Honest AI: Fine-Tuning "Small" Language Models to Say "I Don't Know", and Reducing Hallucination in RAG
Xinxi Chen, Li Wang, Wei Wu, Qi Tang, Yiyao Liu
TL;DR
This work tackles hallucination in language models by evaluating retrieval-augmented generation (RAG) and fine-tuning strategies on the CRAG benchmark, with a focus on resource-efficient, sub-10B models. The authors propose Honest AI, a hybrid approach that fine-tunes small LLMs to answer 'I don't know' when uncertain and combines RAG with domain-aware routing and content pruning to reduce hallucinations. Key findings show that RAG alone yields limited gains on CRAG, while fine-tuning significantly improves accuracy and a hybrid RAG+fine-tuning approach delivers the best overall performance, including top results on false-premise questions.
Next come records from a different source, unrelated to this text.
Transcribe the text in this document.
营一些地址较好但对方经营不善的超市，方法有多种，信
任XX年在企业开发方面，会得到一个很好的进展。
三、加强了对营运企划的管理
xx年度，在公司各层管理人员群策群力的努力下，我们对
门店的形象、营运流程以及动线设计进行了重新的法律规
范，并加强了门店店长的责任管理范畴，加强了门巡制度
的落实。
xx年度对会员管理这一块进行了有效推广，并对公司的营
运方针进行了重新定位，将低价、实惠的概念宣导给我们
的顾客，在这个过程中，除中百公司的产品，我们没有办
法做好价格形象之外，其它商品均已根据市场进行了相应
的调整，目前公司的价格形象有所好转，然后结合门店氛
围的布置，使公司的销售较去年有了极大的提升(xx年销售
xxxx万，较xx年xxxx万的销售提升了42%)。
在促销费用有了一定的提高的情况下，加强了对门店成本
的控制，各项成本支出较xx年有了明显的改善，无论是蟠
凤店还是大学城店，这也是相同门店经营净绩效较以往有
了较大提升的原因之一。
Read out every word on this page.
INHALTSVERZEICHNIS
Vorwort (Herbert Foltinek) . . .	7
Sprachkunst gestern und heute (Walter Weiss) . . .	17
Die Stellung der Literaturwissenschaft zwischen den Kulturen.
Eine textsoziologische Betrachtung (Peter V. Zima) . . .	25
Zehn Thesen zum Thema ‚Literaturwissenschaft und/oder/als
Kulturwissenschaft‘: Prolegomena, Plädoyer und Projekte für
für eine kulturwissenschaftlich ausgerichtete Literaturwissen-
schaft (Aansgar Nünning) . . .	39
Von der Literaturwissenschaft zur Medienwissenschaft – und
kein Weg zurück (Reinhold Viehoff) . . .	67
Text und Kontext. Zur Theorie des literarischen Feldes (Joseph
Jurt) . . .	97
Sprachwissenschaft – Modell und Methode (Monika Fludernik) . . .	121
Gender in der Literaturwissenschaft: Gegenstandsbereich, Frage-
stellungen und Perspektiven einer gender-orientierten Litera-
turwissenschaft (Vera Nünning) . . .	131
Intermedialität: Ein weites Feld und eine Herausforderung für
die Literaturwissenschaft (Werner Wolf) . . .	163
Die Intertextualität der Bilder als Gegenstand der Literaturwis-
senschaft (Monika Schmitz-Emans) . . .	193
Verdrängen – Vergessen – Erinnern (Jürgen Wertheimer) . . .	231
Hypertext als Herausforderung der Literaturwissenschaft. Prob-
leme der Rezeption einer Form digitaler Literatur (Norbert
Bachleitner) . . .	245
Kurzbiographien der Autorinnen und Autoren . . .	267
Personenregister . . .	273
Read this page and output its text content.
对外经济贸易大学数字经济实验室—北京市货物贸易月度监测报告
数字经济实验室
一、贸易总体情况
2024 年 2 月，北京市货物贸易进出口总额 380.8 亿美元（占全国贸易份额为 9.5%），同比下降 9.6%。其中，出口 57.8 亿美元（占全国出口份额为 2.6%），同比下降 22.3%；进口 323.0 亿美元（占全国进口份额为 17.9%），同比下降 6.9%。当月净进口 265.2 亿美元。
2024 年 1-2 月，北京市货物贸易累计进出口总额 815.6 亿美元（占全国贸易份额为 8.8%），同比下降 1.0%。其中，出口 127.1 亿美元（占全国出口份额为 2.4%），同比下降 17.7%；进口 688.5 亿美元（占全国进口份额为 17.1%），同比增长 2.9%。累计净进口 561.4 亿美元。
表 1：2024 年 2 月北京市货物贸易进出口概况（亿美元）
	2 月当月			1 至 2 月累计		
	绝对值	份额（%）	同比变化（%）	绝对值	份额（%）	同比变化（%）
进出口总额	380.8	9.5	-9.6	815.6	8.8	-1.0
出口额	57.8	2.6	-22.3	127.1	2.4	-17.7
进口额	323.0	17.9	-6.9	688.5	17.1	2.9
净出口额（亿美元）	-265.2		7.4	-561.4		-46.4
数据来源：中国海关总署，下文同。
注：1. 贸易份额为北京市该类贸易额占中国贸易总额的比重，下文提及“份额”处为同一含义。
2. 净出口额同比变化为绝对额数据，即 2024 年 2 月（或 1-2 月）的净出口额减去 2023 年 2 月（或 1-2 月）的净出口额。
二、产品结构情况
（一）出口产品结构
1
The work demonstrates that small models, when paired with smart retrieval and careful calibration of responses, can achieve robust performance with lower compute, enabling practical enterprise deployment. The results highlight the importance of content quality in retrieval, domain-specific strategies, and adaptive correction for hallucination reduction.
Abstract
Hallucination is a key roadblock for applications of Large Language Models (LLMs), particularly for enterprise applications that are sensitive to information accuracy. To address this issue, two general approaches have been explored: Retrieval-Augmented Generation (RAG) to supply LLMs with updated information as context, and fine-tuning the LLMs with new information and desired output styles. In this paper, we propose Honest AI: a novel strategy to fine-tune "small" language models to say "I don't know" to reduce hallucination, along with several alternative RAG approaches. The solution ranked 1st in Task 2 for the false premise question. The alternative approaches include using RAG with search engine and knowledge graph results, fine-tuning base LLMs with new information and combinations of both approaches. Although all approaches improve the performance of the LLMs, RAG alone does not significantly improve the performance and fine-tuning is needed for better results. Finally, the hybrid approach achieved the highest score in the CRAG benchmark. In addition, our approach emphasizes the use of relatively small models with fewer than 10 billion parameters, promoting resource efficiency.